File that in the “When I’m Dead File” ~

To be honest, I don’t have a When I’m Dead File – yet.  But apparently I need one and apparently, as someone who has continued to live with my head planted firmly in the sand, I don’t give as much thought to the “when I’m dead” side of life as I should… at my age, because I’m, you know… getting OLD.  My kids already know not to expect any sudden windfalls when I leave this planet.  In fact, my standard line is something I stole from an old Moms Mabley joke I heard on TV 25 years ago… “It won’t be a happy day for anybody when I die”.  I used to threaten them with talk like “You get the car payment and you get my Nordstrom bill”.  Funny then.  Now, maybe not so much.

This topic came up while driving in the car the other evening with the hubs and my sister who’s visiting from Saipan.  Sis says, casually from the back seat, that she already has lists for me – all over her house.  What do to when she’s dead lists.   La La La La…hmmmm.  I do not want to discuss the possibility of either of us having to sort through the remains of each others’ life.  Too morbid.  Not now.  We’re on our way to dinner for God’s sake.  But she got me thinking and that always leads to trouble.  It’s a whole new world, too, with everything we now do online.  Think about it.   Online banking and bill paying are one thing, but even more important – who takes care of your place in the social media world when you are no longer around to post your own updates on Facebook or Linked In?  How do you gracefully shut down someone’s page and is that even possible if you can’t access their profile?   Does that person live on in Facebook limbo for all time?  Who sends out your last blog post?  Believe it or not, I could not find an answer to these questions when I googled them.   So, add this to the list…

My online search did come up with a great article on the Second Act blog entitled “10 Things For Your When I’m Dead File”.  Some of the things on the list were pretty obvious but, if you’re like me, it’s the little details that you tend to gloss over.  This list is a great reminder (or starting point for some of us). It was definitely the little kick-in-the-pants I needed to start getting my own house in order.

So, I’m working on a plan.  Here’s what I have so far ~

1.  Downsize now.  That’s where the whole “If it doesn’t fit in the backpack and rollie, do we really need it” idea first came into play.   How many blenders, waffle irons and crepe makers that we use once a year do we really need?  I posted about our trip to the Goodwill a while back and we’re still going strong in this area.

2.  Start my own When I’m Dead File.  This file should contain everything from the obvious (Will) to the little things you don’t even think about (gym membership) and everything in between.  The 10 Thing List is now printed and taped on the wall in my office.

3.  Have the Talk.  Let my important people know where The File is and, (note to self) for goodness sake, keep it up to date.

Whew!   Frankly, I’m exhausted just thinking about all of this but I’m so glad my sister brought it up.   It’s not much, but it is a start and a plan where no plan had ever been before.  And, it is much better to get started now, while I can still remember where we’ve stashed all those important papers and numbers.

Oh, and one more thing.  If you see my picture pop up on Facebook long after I’ve left this life, please leave me a comment and let me know what’s new.  Or at least click “Like”.  You never know…


6 thoughts on “File that in the “When I’m Dead File” ~

  1. I just had one of those “why are you making me think about this?” nudges today.

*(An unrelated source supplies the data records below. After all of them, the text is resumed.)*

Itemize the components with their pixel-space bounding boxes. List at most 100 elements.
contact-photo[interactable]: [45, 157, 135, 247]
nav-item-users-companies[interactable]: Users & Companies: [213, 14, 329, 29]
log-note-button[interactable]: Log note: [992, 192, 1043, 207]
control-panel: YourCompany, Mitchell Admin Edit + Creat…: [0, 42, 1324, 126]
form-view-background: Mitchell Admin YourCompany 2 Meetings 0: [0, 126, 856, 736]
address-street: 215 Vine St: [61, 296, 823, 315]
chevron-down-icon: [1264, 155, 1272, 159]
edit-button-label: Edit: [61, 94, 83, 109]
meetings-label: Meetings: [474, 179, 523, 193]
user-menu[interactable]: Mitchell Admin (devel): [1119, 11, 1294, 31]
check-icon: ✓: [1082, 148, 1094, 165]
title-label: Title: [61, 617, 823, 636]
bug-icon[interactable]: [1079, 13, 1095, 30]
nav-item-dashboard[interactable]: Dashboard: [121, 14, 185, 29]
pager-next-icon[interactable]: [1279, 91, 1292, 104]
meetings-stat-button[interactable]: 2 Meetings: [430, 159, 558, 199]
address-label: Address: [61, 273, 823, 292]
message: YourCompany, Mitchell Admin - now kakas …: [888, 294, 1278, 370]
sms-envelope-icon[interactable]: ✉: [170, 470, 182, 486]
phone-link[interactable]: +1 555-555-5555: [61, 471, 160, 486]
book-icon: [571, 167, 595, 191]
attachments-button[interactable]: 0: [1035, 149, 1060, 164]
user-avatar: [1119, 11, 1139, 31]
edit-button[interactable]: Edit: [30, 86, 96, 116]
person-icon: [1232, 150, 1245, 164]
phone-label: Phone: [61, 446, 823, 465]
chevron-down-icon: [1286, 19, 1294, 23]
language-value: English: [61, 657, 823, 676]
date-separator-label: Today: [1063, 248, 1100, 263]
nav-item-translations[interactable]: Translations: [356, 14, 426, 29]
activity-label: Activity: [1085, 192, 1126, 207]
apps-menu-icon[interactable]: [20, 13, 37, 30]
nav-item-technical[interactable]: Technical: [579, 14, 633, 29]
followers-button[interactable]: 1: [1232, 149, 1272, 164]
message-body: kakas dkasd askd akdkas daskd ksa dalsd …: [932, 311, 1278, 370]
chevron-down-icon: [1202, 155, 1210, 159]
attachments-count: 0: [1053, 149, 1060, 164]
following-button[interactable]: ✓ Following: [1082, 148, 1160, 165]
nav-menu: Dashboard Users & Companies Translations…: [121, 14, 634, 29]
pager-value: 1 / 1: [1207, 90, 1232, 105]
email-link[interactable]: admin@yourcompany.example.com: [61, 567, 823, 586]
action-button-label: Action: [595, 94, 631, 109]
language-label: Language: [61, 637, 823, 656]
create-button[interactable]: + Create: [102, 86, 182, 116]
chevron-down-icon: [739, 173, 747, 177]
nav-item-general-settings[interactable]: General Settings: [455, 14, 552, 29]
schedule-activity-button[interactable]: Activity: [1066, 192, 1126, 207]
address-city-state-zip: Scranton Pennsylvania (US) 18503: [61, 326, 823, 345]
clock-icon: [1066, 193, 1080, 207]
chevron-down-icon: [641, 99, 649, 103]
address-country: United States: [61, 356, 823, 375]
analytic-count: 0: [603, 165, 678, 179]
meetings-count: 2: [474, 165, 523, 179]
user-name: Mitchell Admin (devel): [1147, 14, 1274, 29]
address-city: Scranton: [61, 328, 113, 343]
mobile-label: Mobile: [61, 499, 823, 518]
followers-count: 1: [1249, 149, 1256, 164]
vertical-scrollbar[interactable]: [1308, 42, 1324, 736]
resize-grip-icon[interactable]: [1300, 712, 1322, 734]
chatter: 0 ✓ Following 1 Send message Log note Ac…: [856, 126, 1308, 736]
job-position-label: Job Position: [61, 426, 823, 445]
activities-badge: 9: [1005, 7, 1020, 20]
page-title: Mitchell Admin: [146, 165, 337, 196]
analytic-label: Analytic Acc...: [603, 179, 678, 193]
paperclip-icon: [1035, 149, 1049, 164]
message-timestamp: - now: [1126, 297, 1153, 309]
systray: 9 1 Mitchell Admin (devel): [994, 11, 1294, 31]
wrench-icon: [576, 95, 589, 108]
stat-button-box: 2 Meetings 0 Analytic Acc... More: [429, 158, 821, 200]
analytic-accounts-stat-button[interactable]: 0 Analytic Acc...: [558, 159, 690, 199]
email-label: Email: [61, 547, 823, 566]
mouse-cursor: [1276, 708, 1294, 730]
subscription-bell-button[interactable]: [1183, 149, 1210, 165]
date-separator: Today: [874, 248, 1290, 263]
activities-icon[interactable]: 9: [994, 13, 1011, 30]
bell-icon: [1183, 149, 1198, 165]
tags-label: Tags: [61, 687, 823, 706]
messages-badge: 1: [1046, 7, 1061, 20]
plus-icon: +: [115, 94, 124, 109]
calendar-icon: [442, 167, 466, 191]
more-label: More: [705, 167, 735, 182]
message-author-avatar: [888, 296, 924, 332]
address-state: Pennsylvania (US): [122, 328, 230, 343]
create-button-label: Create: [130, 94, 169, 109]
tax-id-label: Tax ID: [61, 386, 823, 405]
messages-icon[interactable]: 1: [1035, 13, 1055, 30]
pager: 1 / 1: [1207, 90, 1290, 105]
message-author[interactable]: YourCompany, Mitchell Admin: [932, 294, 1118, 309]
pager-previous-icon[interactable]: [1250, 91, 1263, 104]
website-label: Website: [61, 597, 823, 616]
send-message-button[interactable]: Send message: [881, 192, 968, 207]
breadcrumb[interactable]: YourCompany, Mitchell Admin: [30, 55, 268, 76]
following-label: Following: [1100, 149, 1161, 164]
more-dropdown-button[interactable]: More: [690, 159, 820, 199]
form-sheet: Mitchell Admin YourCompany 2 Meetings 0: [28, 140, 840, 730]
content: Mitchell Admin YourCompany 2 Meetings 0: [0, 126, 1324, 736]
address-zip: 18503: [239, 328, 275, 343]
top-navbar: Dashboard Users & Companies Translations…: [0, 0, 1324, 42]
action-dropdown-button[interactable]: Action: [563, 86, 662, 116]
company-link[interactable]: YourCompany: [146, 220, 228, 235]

We lent both of our sons money to buy their homes and in drawing up the loan agreements, the lawyer wanted to know what we wanted to do about the loans if we die before they’re paid back. “Um, I dunno.”

    We already did #1 on your list—downsize. I was the moving force behind that one–selling the house in the burbs and moving to a rental apartment. My husband was in shock, but is really happy we did it. When you have been married for 30 years and have a wedding present you still haven’t used, chances are you didn’t really need a covered fish plate.

    I’ll add another item. Make sure your living wills are in the folder and discuss with your children, spouse, whomever, what you want to submit to medically. When do you want the plug pulled—or better yet, not plugged in to begin with? My parents refused to have this talk which put me in the position of having to preside over my father’s death. Even when I was actively mourning, I also had a tinge of resentment that he left those decisions to me. (While you’re at it, let them know how you want your remains to be dealt with.) At least I knew my father wanted to be cremated.

    Why am I writing this comment right before I go to bed!?!?!

    • Thanks for the comment and the very important addition of medical/end of life decisions. Really, it is one more gift we can give our loved ones by removing the pressure of these type of decisions. It seems there are a large number of us “boomers” going through this and I hope we can keep the dialogue going. I hope you still slept well.

  2. A very important topic. My parents just had the talk with me last month. I now know where all the papers are, and I’ve even gone through them. Still, it’s daunting.

    • Thanks for the comment! Good for your parents. I’ll do that as well once I get everything together.